The brand-new park is empty. The television ratings are pathetic. The play on the field is the worst in baseball, and they failed to sign Mark Teixiera, who was from the area, despite offering him more money than the New York Yankees. Not signing Steven Strasburg, especially only one year removed from not signing first round pick Aaron Crow, would be utter disaster for the club leadership. It would be an epic failure and perhaps the straw that broke the camels back as because Las Vegas is looking pretty attractive for a new MLB franchise.
Despite all that, Ted Lerner is a Major League Baseball owner, and the owner’s stick together. Can he afford to go out and completely change the market in order to save his own ball club? Will the other owners even allow it? It would be crazy to think that the collective MLB owners haven’t had conversations on the subject.
Then there is Stephen Strasburg, the one man in all of this who has the wiggle room to compromise.
Strasburg has already been offered a record-shattering contract from the Nationals, so regardless, if he signs he will make history. Regardless, if he signs the contract this instant, he will be set for life with 17 million dollars, and regardless of if he gets more money or not, he will start his career.
Isn’t that the point anyways?
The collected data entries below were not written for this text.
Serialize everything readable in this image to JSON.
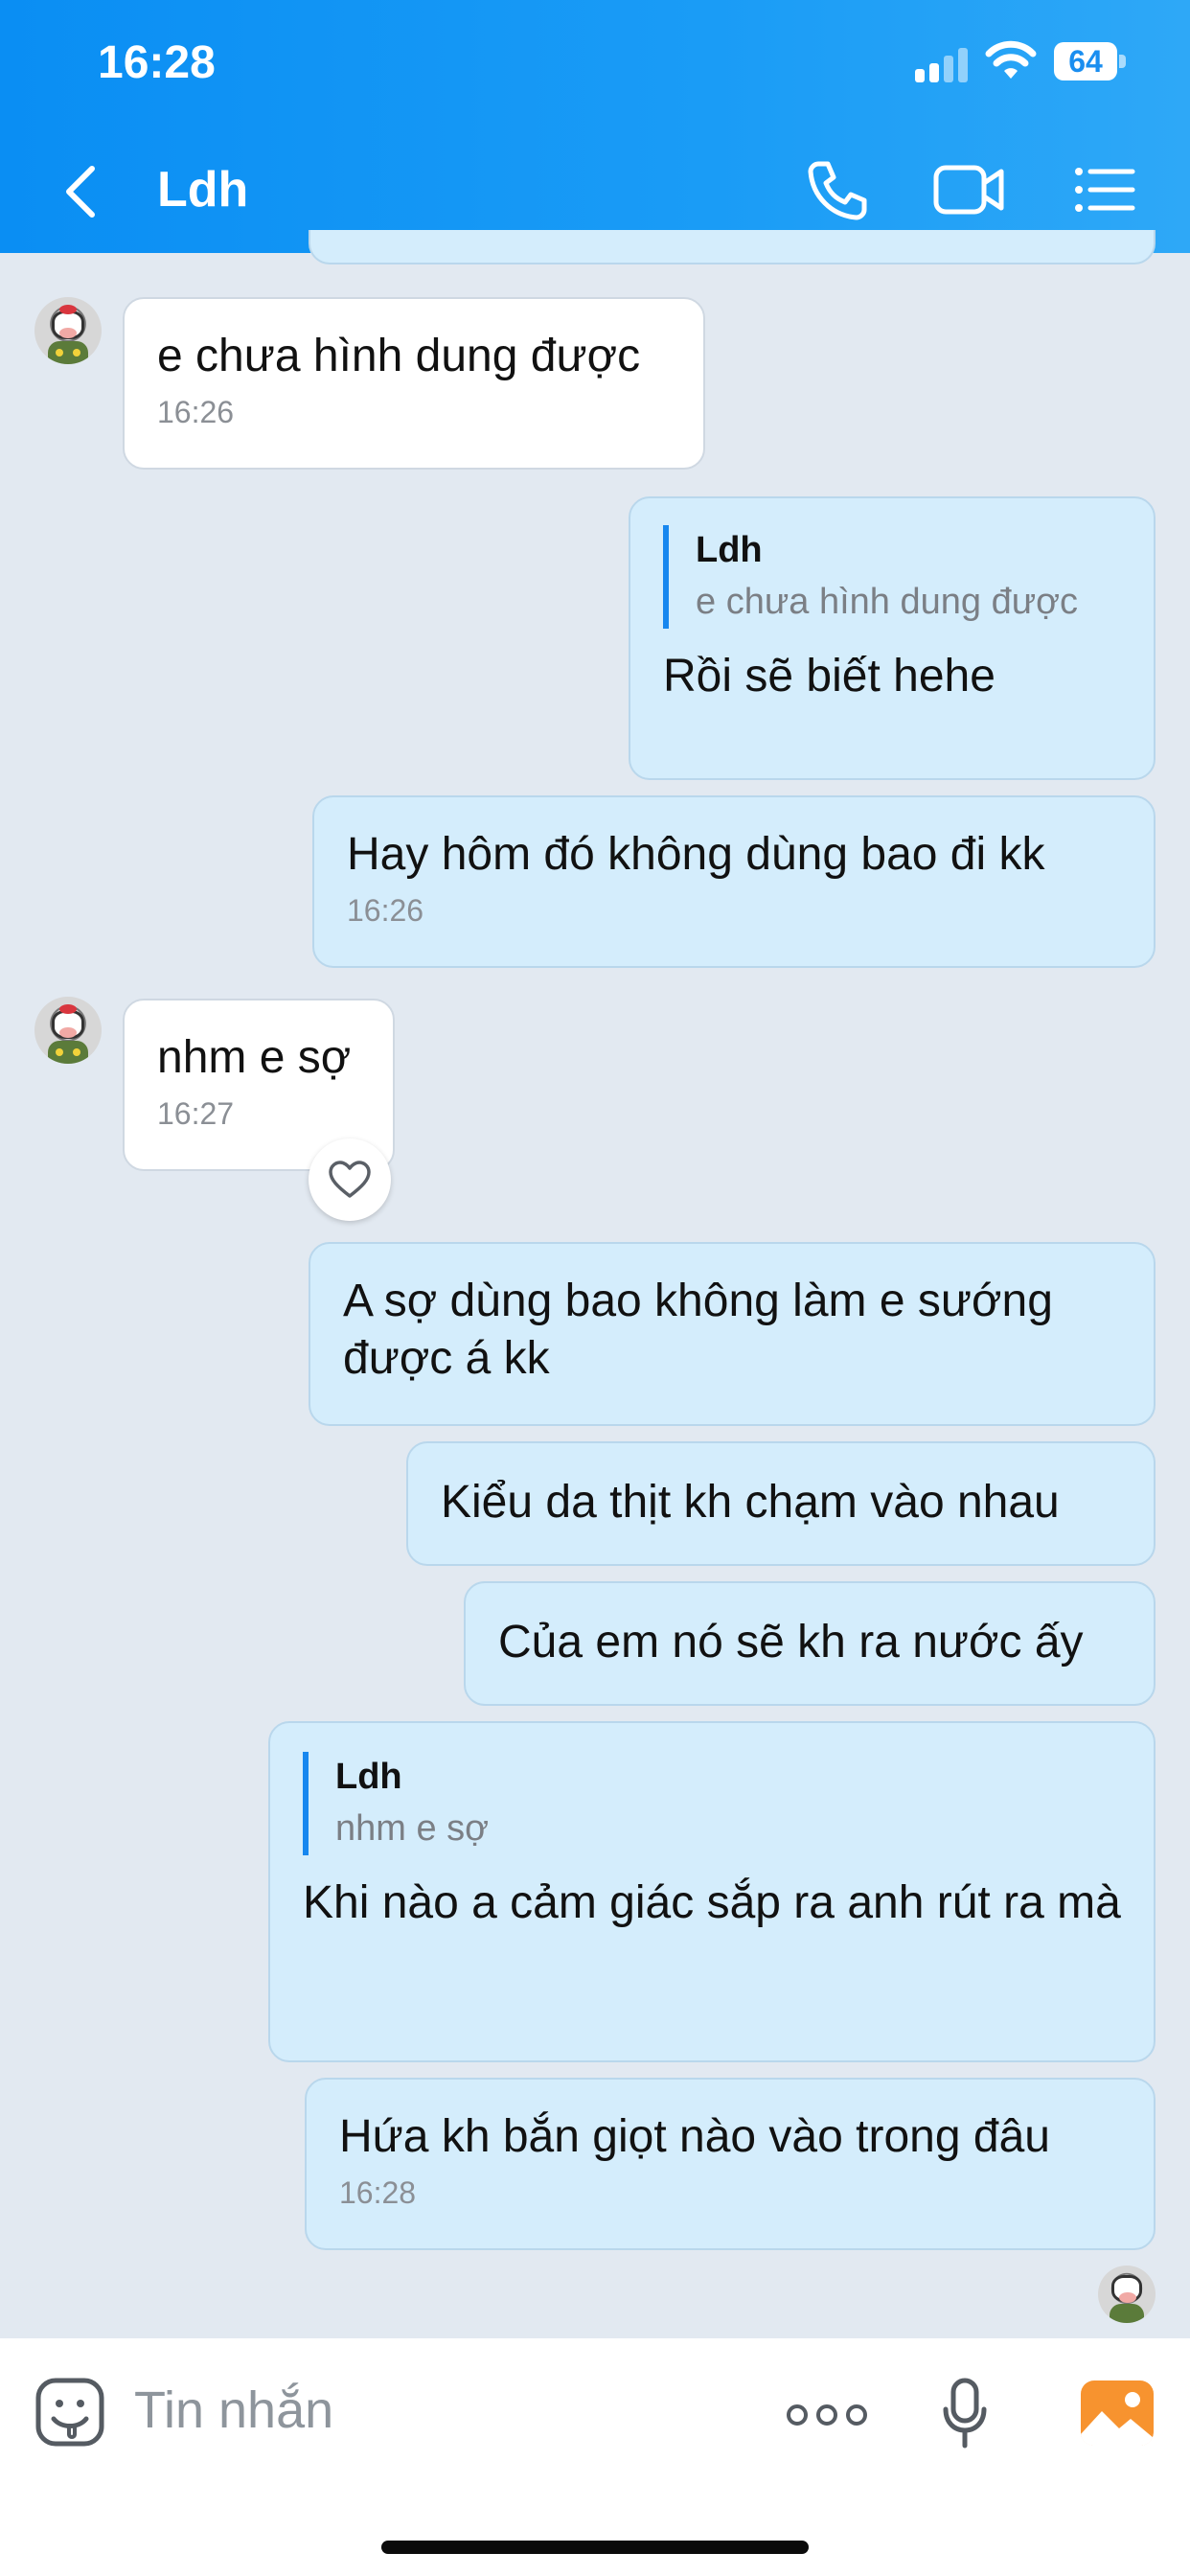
{
  "status_bar": {
    "time": "16:28",
    "battery": "64"
  },
  "header": {
    "title": "Ldh"
  },
  "messages": [
    {
      "text": "e chưa hình dung được",
      "time": "16:26"
    },
    {
      "quote_author": "Ldh",
      "quote_text": "e chưa hình dung được",
      "text": "Rồi sẽ biết hehe"
    },
    {
      "text": "Hay hôm đó không dùng bao đi kk",
      "time": "16:26"
    },
    {
      "text": "nhm e sợ",
      "time": "16:27"
    },
    {
      "text": "A sợ dùng bao không làm e sướng được á kk"
    },
    {
      "text": "Kiểu da thịt kh chạm vào nhau"
    },
    {
      "text": "Của em nó sẽ kh ra nước ấy"
    },
    {
      "quote_author": "Ldh",
      "quote_text": "nhm e sợ",
      "text": "Khi nào a cảm giác sắp ra anh rút ra mà"
    },
    {
      "text": "Hứa kh bắn giọt nào vào trong đâu",
      "time": "16:28"
    }
  ],
  "input": {
    "placeholder": "Tin nhắn"
  },
  "colors": {
    "header": "#0a8ef3",
    "background": "#e2e9f1",
    "outgoing_bubble": "#d4edfc",
    "incoming_bubble": "#ffffff",
    "accent": "#1787ef",
    "photo_button": "#f7932f"
  },
  "icons": [
    "back-chevron",
    "phone",
    "video-camera",
    "list-menu",
    "heart",
    "sticker-face",
    "more-dots",
    "microphone",
    "photo"
  ]
}
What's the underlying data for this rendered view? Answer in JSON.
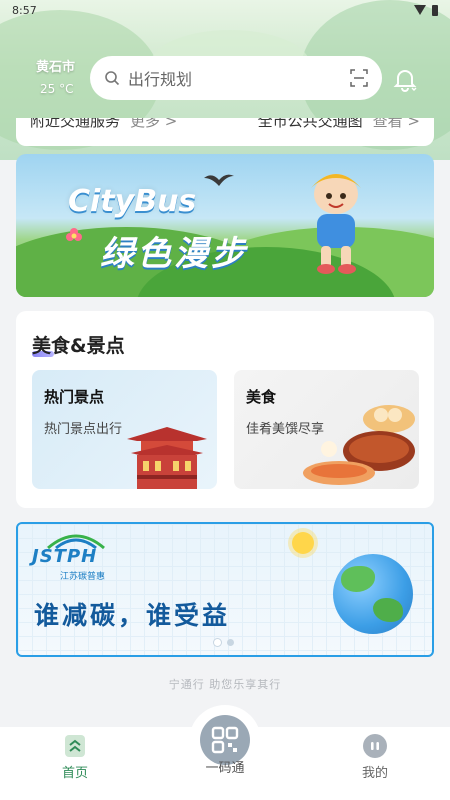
{
  "status_bar": {
    "time": "8:57"
  },
  "header": {
    "city": "黄石市",
    "temperature": "25 °C",
    "search_placeholder": "出行规划"
  },
  "quick_links": {
    "left_label": "附近交通服务",
    "left_more": "更多 >",
    "right_label": "全市公共交通图",
    "right_more": "查看 >"
  },
  "banner_citybus": {
    "title": "CityBus",
    "subtitle": "绿色漫步"
  },
  "food_scenic": {
    "title": "美食&景点",
    "tiles": [
      {
        "title": "热门景点",
        "subtitle": "热门景点出行"
      },
      {
        "title": "美食",
        "subtitle": "佳肴美馔尽享"
      }
    ]
  },
  "banner_jstph": {
    "logo": "JSTPH",
    "logo_sub": "江苏碳普惠",
    "slogan": "谁减碳，谁受益"
  },
  "footer_slogan": "宁通行 助您乐享其行",
  "tab_bar": {
    "home": "首页",
    "code": "一码通",
    "me": "我的"
  },
  "colors": {
    "accent_green": "#2e8b57",
    "banner_border": "#2a9ee6"
  }
}
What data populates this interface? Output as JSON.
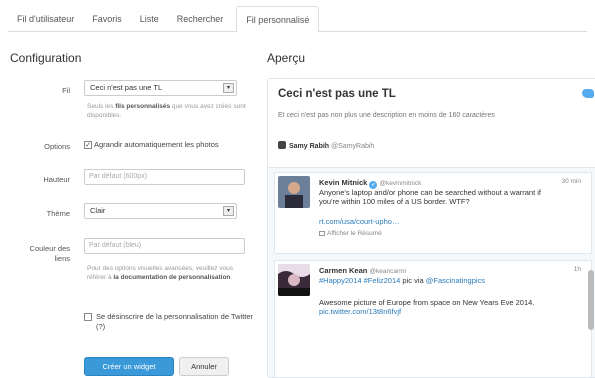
{
  "tabs": [
    "Fil d'utilisateur",
    "Favoris",
    "Liste",
    "Rechercher",
    "Fil personnalisé"
  ],
  "config": {
    "title": "Configuration",
    "fil_label": "Fil",
    "fil_value": "Ceci n'est pas une TL",
    "fil_help_pre": "Seuls les ",
    "fil_help_bold": "fils personnalisés",
    "fil_help_post": " que vous avez créés sont disponibles.",
    "options_label": "Options",
    "options_check": "Agrandir automatiquement les photos",
    "hauteur_label": "Hauteur",
    "hauteur_placeholder": "Par défaut (600px)",
    "theme_label": "Thème",
    "theme_value": "Clair",
    "couleur_label_1": "Couleur des",
    "couleur_label_2": "liens",
    "couleur_placeholder": "Par défaut (bleu)",
    "couleur_help_pre": "Pour des options visuelles avancées, veuillez vous référer à ",
    "couleur_help_link": "la documentation de personnalisation",
    "couleur_help_post": ".",
    "optout_label": "Se désinscrire de la personnalisation de Twitter (?)",
    "create_button": "Créer un widget",
    "cancel_button": "Annuler"
  },
  "preview": {
    "title": "Aperçu",
    "widget_title": "Ceci n'est pas une TL",
    "widget_desc": "Et ceci n'est pas non plus une description en moins de 160 caractères",
    "author_name": "Samy Rabih",
    "author_handle": "@SamyRabih",
    "tweets": [
      {
        "name": "Kevin Mitnick",
        "handle": "@kevinmitnick",
        "time": "30 min",
        "text": "Anyone's laptop and/or phone can be searched without a warrant if you're within 100 miles of a US border. WTF?",
        "link": "rt.com/usa/court-upho…",
        "summary": "Afficher le Résumé"
      },
      {
        "name": "Carmen Kean",
        "handle": "@keancarmi",
        "time": "1h",
        "text_pre": "#Happy2014 #Feliz2014",
        "text_mid": " pic via ",
        "text_via": "@Fascinatingpics",
        "text2": "Awesome picture of Europe from space on New Years Eve 2014.",
        "link2": "pic.twitter.com/13t8n6fvjf"
      }
    ]
  }
}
The once chubby undrafted high-schooler had a dream to be a Major League baseball player and the only way to delay that for at least another year is by not signing. If he signs, he will be on the path to be a big leaguer, if he doesn’t he wont. It’s that simple.
The Nationals are under tremendous pressure to not bend too far from their 17 million dollar offer, and Boras has no problem letting Strasburg sit out a year if a deal he likes doesn’t come around. It’s up to Strasburg to bend and make sure this thing is done, it’s the best thing for everyone.